Simon Heffer - one of the better commentators around today - gets it right about Brown's last budget with his piece on today's Telegraph website.
[I]f only the Tories could bear to take such an approach to the smoking ruins of their policy (if you can dignify it with the term) of resisting tax cuts while extolling the virtues of high public spending. It crashed spectacularly, and at a velocity nearer the speed of light than of sound, at about 1.15pm yesterday, when Gordon Brown announced he was cutting tuppence off income tax. The response, off-the-record but from a very senior Conservative indeed, was unequivocal. There will be no change of policy. The drawing board will gather dust, and the hole will continue to smoulder.

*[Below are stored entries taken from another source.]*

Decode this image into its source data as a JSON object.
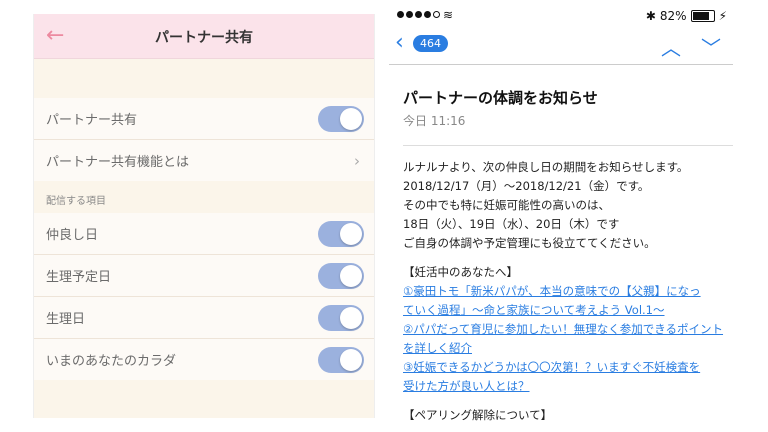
{
  "left": {
    "title": "パートナー共有",
    "rows_top": [
      {
        "label": "パートナー共有",
        "toggle_on": true
      },
      {
        "label": "パートナー共有機能とは",
        "chevron": true
      }
    ],
    "section_header": "配信する項目",
    "rows_items": [
      {
        "label": "仲良し日",
        "toggle_on": true
      },
      {
        "label": "生理予定日",
        "toggle_on": true
      },
      {
        "label": "生理日",
        "toggle_on": true
      },
      {
        "label": "いまのあなたのカラダ",
        "toggle_on": true
      }
    ],
    "colors": {
      "nav_bg": "#fbe3ea",
      "back_arrow": "#ec8aa0",
      "toggle_on": "#9bb1de"
    }
  },
  "right": {
    "status": {
      "battery": "82%"
    },
    "badge": "464",
    "subject": "パートナーの体調をお知らせ",
    "time": "今日 11:16",
    "lines": [
      "ルナルナより、次の仲良し日の期間をお知らせします。",
      "2018/12/17（月）〜2018/12/21（金）です。",
      "その中でも特に妊娠可能性の高いのは、",
      "18日（火）、19日（水）、20日（木）です",
      "ご自身の体調や予定管理にも役立ててください。"
    ],
    "section1": "【妊活中のあなたへ】",
    "links": [
      "①豪田トモ「新米パパが、本当の意味での【父親】になっ",
      "ていく過程」〜命と家族について考えよう Vol.1〜",
      "②パパだって育児に参加したい！無理なく参加できるポイント",
      "を詳しく紹介",
      "③妊娠できるかどうかは〇〇次第！？いますぐ不妊検査を",
      "受けた方が良い人とは？"
    ],
    "section2": "【ペアリング解除について】",
    "colors": {
      "link": "#2a7de1"
    }
  }
}
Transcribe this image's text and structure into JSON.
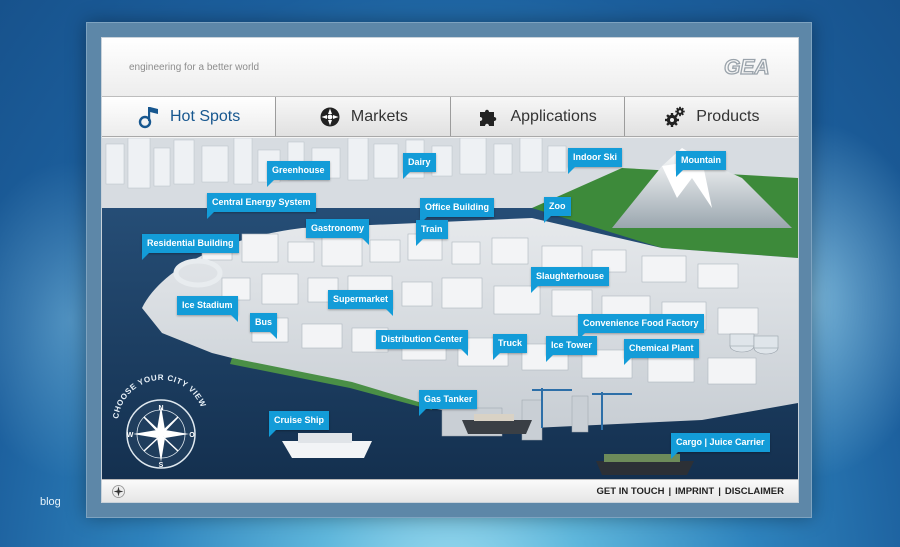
{
  "outside_label": "blog",
  "header": {
    "slogan": "engineering for a better world",
    "logo_text": "GEA"
  },
  "nav": {
    "tabs": [
      {
        "label": "Hot Spots",
        "icon": "hotspot-icon",
        "active": true
      },
      {
        "label": "Markets",
        "icon": "markets-icon",
        "active": false
      },
      {
        "label": "Applications",
        "icon": "puzzle-icon",
        "active": false
      },
      {
        "label": "Products",
        "icon": "gears-icon",
        "active": false
      }
    ]
  },
  "hotspots": {
    "greenhouse": "Greenhouse",
    "dairy": "Dairy",
    "indoor_ski": "Indoor Ski",
    "mountain": "Mountain",
    "central_energy": "Central Energy System",
    "office_building": "Office Building",
    "zoo": "Zoo",
    "gastronomy": "Gastronomy",
    "train": "Train",
    "residential": "Residential Building",
    "slaughterhouse": "Slaughterhouse",
    "supermarket": "Supermarket",
    "ice_stadium": "Ice Stadium",
    "bus": "Bus",
    "convenience_food": "Convenience Food Factory",
    "distribution_center": "Distribution Center",
    "truck": "Truck",
    "ice_tower": "Ice Tower",
    "chemical_plant": "Chemical Plant",
    "gas_tanker": "Gas Tanker",
    "cruise_ship": "Cruise Ship",
    "cargo_carrier": "Cargo | Juice Carrier"
  },
  "compass": {
    "caption": "CHOOSE YOUR CITY VIEW",
    "n": "N",
    "s": "S",
    "w": "W",
    "o": "O"
  },
  "footer": {
    "get_in_touch": "GET IN TOUCH",
    "sep1": "|",
    "imprint": "IMPRINT",
    "sep2": "|",
    "disclaimer": "DISCLAIMER"
  },
  "colors": {
    "hotspot_bg": "#139cd8",
    "active_tab_text": "#17578f",
    "water": "#1a3a5e"
  }
}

As Heffer points out, Brown snatches back far more than he gives away - that's to be expected from modern budgets and the Tories themselves are suggesting something along similar lines anyway - so any Tory jeering on that score is just going to sound like sour grapes on their part. The point it is that Brown has grabbed the headlines by announcing the cut in income tax and has also reduced any scope the Tories had of committing to tax cuts. If they had made a commitment to reducing the base rate themselves, then they could quite rightly have accused the Chancellor of stealing their ideas. Instead they are reduced to huffing and puffing.
What this demonstrates all too clearly is the political naivety of Cameron and Osborne. They thought they were being clever by avoiding making explicit commitments to tax cuts, but all they were really doing was leaving an open goal for Brown to kick the ball into. Heffer points out that it's not as if there wasn't any scope for the Tories to promise tax cuts. With public spending at almost £700 billion per year even a modest 1% reduction in that spending would be enough to commit to a 2p reduction in income tax. That scope has now been significantly reduced.
I don't like Brown or Blair and this budget is clearly Brown's attempt to improve his popularity as the potential next PM - with an eye on the 2009 election - but they are both far more skilled and experienced politicians than their opposition counterparts. Cameron and Osborne were feted as the "dream team". It turns out they're more of a "in a dream team".